Hof 's-Gravenhage, 17-08-2010, nr. 200.008.298/01
ECLI:NL:GHSGR:2010:BP4553
- Instantie
Hof 's-Gravenhage
- Datum
17-08-2010
- Magistraten
Mrs. J.H.W. de Planque, A.A. Rijperman, J.H.J. Teunissen
- Zaaknummer
200.008.298/01
- LJN
BP4553
- Roepnaam
Thalassa
- Vakgebied(en)
Verbintenissenrecht (V)
Ondernemingsrecht / Rechtspersonenrecht
- Brondocumenten en formele relaties
ECLI:NL:GHSGR:2010:BP4553, Uitspraak, Hof 's-Gravenhage, 17‑08‑2010
Uitspraak 17‑08‑2010
Mrs.
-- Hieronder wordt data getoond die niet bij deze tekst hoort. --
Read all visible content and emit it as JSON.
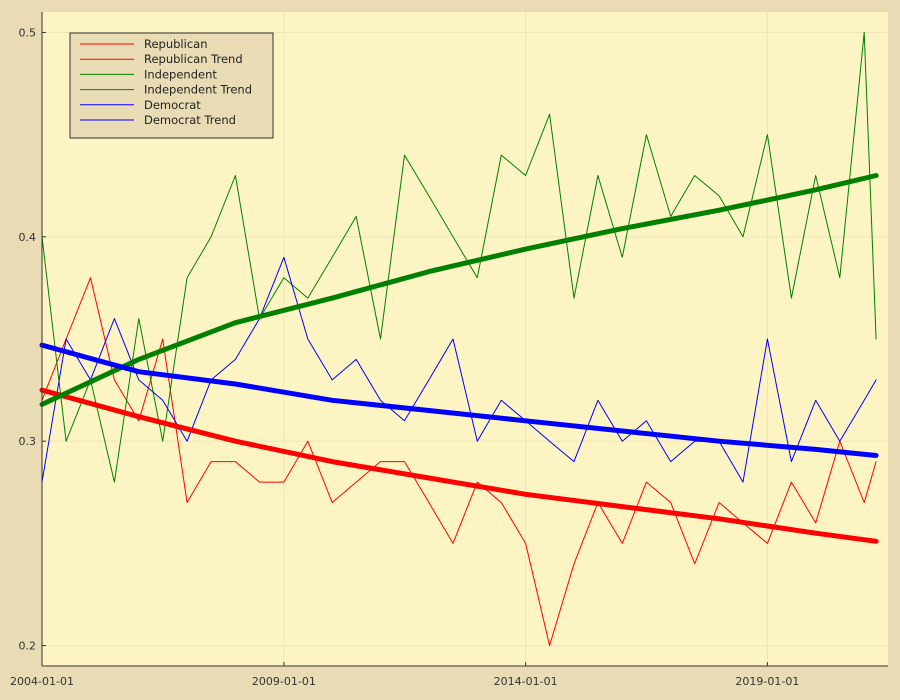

J.H.W. de Planque, A.A. Rijperman, J.H.J. Teunissen
Partij(en)
arrest van de tweede civiele kamer d.d. 17 augustus 2010
inzake
METALS CHEMICALS MAASTRICHT B.V.,
gevestigd te Maastricht,
appellante,
hierna te noemen: MCM,
advocaat: mr. P.J.M. von Schmidt auf Altenstadt te 's‑Gravenhage,
tegen
BLOCQ INTERNATIONAL METAL TRADING B.V.,
gevestigd te Amsterdam,
geïntimeerde,
hierna te noemen: BIMT,
advocaat: mr. R.S. Meijer te 's‑Gravenhage.
1. Het geding
Bij exploot van 16 juni 2008, gerectificeerd op 18 juni 2008, is MCM in hoger beroep gekomen van het door de rechtbank Rotterdam tussen partijen gewezen vonnis van 19 maart 2008. Bij memorie van grieven — met productie — heeft MCM twee grieven aangevoerd, die door BIMT bij memorie van antwoord zijn bestreden. Partijen hebben hun zaak doen bepleiten, MCM door mr. ir. M.J. Sturm, advocaat te Rotterdam, en BIMT door mr. A. van Hoey Smith, eveneens advocaat te Rotterdam. Vervolgens hebben partijen de stukken — waaronder de pleitnotities — overgelegd en arrest gevraagd.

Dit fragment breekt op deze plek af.